Para gravar seu disco, Araripe conseguiu uma lei de incentivo do governo pernambucano. Juntou também um patrocínio da agência de publicidade da qual é diretor criativo, e chamou músicos como Juliano Holanda, da Orquestra Contemporânea de Olinda, e outros integrantes da banda de Zeca Baleiro. "Hoje em dia, a coisa é limitada. Mesmo com patrocínio, temos que racionar para conseguir lançar", conta. É um digno "comeback", como eles dizem, para Araripe, que tem shows marcados em Recife, em Cariri (interior do Ceará), e planeja trazê-lo para São Paulo nos próximos meses.

Se engrenar, será um respeitável reviravolta na carreira de um músico que foi de ás do underground paulistano a ídolo esquecido. Tiago veio para São Paulo em 1974, almejando estudar em uma escola de música fundada por Tom Zé. Quando chegou, a escola já havia fechado, mas Tom Zé o chamou para conversar em sua casa. "Ficamos a tarde toda tocando violão. Nos demos muito bem", lembra.

Firmou parceria com Tom Zé, tornou-se parte de seu grupo e lançou um compacto com Conto de Fraldas e Seu Coração Bate, o Meu Apanha, um tango composto em parceria com Décio Pignatari. Formou um grupo próprio, Papa Poluição, um dos percussores da fusão de rock com ritmos nordestinos. Fez trilha para Sargento Getúlio, filme estrelado por Lima Duarte, e teve o marco mais alto de sua carreira com Cabelos de Sansão, gravado no início dos anos 80, quando Itamar Assumpção apresentou o Tiago a Wilson Souto Jr., o Gordo, fundador do teatro.

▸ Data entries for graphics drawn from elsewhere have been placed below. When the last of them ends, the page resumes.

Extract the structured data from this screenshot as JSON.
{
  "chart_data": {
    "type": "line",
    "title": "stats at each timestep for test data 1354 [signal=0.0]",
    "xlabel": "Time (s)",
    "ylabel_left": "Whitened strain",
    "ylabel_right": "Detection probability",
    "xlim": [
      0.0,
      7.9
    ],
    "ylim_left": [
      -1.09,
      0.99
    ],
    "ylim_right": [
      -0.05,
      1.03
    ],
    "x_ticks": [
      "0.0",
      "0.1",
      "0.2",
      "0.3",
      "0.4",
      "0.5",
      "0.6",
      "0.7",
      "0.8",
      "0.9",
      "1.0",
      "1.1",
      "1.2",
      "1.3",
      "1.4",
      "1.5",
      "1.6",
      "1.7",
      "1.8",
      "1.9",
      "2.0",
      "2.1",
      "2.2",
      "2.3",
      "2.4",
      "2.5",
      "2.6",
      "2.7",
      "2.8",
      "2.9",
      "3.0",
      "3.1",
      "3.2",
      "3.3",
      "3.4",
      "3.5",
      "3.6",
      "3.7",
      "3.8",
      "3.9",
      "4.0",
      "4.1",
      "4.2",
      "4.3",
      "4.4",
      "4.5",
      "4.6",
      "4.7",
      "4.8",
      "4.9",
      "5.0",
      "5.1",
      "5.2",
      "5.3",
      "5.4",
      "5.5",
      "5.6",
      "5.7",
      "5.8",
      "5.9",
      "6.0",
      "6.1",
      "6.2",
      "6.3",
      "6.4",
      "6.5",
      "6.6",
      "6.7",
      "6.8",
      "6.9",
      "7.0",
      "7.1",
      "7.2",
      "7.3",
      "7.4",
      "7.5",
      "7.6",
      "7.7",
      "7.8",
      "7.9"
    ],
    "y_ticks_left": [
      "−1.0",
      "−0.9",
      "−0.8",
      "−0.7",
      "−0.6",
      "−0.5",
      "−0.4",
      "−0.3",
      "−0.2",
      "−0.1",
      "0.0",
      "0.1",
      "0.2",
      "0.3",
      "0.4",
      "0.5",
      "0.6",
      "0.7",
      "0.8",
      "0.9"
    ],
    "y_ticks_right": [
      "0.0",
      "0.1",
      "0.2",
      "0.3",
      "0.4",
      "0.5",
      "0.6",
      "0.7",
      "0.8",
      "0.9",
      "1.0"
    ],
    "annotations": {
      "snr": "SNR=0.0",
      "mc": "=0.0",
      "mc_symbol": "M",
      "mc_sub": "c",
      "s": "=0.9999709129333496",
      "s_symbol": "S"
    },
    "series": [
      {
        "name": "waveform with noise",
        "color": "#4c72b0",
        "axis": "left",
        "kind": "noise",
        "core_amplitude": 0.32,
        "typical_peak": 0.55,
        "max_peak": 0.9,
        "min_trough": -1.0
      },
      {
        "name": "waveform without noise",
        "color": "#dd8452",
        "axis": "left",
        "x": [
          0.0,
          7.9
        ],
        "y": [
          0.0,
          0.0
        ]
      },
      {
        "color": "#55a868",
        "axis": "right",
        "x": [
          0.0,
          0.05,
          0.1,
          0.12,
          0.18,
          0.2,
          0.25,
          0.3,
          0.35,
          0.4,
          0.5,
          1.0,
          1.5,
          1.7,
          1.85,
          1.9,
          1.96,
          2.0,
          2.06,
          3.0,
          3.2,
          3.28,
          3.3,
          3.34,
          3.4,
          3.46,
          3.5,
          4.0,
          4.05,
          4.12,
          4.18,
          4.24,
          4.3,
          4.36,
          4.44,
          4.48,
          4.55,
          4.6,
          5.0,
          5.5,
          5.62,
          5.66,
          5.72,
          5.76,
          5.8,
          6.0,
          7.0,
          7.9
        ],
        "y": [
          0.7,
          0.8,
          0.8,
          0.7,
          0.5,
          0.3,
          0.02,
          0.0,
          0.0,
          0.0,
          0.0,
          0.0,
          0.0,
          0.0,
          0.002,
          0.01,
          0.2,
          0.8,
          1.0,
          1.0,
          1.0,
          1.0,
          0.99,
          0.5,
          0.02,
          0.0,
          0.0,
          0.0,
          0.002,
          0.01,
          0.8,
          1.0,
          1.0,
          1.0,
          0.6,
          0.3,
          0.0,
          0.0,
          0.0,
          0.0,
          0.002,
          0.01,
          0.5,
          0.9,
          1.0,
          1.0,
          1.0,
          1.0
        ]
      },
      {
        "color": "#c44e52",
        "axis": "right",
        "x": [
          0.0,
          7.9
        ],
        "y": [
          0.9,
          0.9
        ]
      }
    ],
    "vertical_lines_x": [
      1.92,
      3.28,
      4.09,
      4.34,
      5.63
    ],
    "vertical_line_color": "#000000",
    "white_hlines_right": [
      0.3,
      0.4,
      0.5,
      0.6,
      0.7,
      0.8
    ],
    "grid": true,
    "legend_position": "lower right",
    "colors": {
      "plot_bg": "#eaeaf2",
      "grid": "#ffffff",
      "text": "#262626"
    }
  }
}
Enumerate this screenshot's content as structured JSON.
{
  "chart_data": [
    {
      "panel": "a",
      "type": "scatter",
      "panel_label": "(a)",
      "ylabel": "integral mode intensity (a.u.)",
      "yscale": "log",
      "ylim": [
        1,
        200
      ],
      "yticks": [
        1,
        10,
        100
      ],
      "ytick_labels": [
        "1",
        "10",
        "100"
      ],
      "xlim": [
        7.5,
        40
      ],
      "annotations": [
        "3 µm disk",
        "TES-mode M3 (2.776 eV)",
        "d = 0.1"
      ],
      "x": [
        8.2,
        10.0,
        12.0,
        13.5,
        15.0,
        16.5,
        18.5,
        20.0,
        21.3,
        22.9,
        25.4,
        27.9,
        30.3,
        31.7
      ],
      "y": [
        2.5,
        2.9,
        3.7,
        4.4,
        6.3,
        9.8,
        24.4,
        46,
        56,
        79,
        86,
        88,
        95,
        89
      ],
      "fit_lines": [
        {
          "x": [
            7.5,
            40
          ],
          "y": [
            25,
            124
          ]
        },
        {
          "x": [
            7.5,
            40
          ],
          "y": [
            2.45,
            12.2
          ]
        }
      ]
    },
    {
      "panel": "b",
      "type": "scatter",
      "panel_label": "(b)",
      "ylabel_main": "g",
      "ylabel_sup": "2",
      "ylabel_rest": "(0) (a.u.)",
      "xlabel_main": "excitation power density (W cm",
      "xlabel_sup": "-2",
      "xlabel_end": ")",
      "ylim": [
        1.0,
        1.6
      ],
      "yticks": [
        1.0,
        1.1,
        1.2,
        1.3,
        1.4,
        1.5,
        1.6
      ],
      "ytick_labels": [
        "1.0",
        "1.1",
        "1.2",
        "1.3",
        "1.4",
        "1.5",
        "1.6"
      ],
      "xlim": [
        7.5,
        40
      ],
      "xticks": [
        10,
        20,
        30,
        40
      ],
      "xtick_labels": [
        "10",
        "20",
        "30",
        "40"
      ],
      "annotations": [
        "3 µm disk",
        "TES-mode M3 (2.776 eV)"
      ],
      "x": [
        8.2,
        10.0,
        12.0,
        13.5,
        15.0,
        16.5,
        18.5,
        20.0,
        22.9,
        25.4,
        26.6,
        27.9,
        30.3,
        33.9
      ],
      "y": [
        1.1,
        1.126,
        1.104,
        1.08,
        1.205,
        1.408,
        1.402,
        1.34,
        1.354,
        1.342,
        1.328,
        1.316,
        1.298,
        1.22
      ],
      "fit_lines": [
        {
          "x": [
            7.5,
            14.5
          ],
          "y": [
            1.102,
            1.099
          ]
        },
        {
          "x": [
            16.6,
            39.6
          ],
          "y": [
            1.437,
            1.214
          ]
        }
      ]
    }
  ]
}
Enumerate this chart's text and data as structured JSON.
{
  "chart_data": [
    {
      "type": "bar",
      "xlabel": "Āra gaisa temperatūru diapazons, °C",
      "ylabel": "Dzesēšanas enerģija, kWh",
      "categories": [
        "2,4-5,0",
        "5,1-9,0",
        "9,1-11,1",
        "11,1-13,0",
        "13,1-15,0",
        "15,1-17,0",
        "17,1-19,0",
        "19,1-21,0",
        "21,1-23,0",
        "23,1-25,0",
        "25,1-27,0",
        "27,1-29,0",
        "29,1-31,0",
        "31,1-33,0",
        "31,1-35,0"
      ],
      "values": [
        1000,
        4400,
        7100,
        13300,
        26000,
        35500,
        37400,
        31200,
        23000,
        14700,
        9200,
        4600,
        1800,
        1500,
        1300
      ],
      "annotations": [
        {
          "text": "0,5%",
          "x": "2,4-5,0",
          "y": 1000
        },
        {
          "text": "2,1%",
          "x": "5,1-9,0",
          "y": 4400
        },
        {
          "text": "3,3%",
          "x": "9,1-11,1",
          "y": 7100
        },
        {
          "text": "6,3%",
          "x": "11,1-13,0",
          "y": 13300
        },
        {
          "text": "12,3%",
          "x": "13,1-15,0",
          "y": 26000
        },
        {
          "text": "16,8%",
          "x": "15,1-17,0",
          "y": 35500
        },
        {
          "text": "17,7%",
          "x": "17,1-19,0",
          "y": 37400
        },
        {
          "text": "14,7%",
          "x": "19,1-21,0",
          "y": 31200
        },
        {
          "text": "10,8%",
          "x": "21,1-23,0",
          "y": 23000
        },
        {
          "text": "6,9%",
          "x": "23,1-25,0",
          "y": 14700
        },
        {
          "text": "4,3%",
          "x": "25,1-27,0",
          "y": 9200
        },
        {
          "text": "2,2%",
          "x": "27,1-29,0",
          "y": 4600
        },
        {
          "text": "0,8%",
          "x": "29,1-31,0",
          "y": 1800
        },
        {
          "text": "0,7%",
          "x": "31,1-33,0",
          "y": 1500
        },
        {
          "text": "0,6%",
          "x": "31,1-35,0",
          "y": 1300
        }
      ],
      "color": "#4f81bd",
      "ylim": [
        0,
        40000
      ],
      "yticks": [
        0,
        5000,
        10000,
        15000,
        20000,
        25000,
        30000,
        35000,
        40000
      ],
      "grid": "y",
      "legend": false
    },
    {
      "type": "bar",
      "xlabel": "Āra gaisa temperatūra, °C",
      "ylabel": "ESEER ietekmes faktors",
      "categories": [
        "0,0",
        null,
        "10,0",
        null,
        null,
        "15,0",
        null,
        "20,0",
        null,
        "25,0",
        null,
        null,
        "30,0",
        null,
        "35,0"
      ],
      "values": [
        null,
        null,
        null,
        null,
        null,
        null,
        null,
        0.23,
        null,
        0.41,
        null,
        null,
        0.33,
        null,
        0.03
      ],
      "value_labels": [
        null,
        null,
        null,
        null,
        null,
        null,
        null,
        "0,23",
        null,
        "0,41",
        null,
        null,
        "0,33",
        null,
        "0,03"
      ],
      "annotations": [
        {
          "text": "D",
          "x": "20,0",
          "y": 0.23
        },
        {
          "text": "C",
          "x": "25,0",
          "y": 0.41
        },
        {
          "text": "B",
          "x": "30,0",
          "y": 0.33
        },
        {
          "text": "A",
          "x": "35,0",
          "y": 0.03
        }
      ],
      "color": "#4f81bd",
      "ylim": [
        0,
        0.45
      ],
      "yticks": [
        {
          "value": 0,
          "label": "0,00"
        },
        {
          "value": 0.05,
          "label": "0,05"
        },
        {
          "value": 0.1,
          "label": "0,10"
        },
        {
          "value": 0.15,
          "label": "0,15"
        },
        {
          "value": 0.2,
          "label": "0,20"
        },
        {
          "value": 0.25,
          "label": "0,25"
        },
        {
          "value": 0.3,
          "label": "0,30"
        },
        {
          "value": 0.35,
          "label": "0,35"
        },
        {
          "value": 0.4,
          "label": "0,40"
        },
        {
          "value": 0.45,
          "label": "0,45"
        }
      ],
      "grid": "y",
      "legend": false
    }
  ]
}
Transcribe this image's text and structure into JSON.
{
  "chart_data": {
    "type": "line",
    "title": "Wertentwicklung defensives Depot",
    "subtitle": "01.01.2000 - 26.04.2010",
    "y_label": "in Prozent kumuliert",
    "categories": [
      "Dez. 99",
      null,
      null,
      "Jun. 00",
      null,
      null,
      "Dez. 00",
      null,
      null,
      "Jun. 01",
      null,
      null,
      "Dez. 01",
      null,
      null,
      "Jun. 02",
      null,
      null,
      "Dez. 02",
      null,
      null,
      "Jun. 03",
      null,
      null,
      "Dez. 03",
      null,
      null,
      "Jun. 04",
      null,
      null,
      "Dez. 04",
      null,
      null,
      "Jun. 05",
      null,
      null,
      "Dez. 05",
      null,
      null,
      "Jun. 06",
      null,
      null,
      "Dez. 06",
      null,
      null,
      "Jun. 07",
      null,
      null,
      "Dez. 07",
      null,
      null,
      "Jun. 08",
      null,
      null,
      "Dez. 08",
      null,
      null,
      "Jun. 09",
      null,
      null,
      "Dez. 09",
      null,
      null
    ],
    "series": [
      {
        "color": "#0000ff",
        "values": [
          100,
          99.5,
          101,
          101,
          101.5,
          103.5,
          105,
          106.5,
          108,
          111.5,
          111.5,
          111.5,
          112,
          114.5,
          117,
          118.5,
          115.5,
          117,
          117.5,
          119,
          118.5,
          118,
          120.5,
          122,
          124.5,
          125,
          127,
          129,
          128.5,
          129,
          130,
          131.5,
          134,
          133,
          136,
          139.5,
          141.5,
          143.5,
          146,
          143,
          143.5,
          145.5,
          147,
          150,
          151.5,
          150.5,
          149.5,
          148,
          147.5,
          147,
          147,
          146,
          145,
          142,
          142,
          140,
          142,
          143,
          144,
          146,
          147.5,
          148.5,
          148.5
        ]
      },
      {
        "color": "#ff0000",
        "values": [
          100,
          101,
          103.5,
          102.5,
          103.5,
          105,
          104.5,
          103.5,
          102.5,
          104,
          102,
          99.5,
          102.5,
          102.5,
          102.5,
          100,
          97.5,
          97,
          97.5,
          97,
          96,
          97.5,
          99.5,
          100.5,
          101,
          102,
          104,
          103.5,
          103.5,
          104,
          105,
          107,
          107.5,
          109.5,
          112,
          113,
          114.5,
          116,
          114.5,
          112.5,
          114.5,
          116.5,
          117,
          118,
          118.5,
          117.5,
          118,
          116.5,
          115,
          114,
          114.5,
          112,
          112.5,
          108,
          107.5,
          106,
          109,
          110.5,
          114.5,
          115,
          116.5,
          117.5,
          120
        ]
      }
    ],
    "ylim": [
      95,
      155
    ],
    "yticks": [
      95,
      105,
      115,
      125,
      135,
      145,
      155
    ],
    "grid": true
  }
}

A coragem vanguardista por trás da produção do disco é tão trágica quanto admirável: "O Lira era também um selo. O pessoal tinha uma coisa idealista, mas ao mesmo tempo batalhava ferozmente para manter aquilo", conta. Para dar continuidade ao selo, o Gordo foi trabalhar como diretor artístico da Continental, e levou o catálogo do Lira para a gravadora. "Todos achávamos que, em fim, estávamos salvos. Mas a Continental não compreendia a causa. O Lira era algo extremamente novo para a cabeça do pessoal". Tiago tinha duas filhas para criar e foi trabalhar com jingles. Mas, ouvindo uma de suas composições comerciais disponíveis no Soundcloud (soundcloud/tiago-araripe), percebe-se uma compreensão profunda de coco e baião, da canção nordestina. Revela-se então a alma de artista confinada ao trabalho publicitário.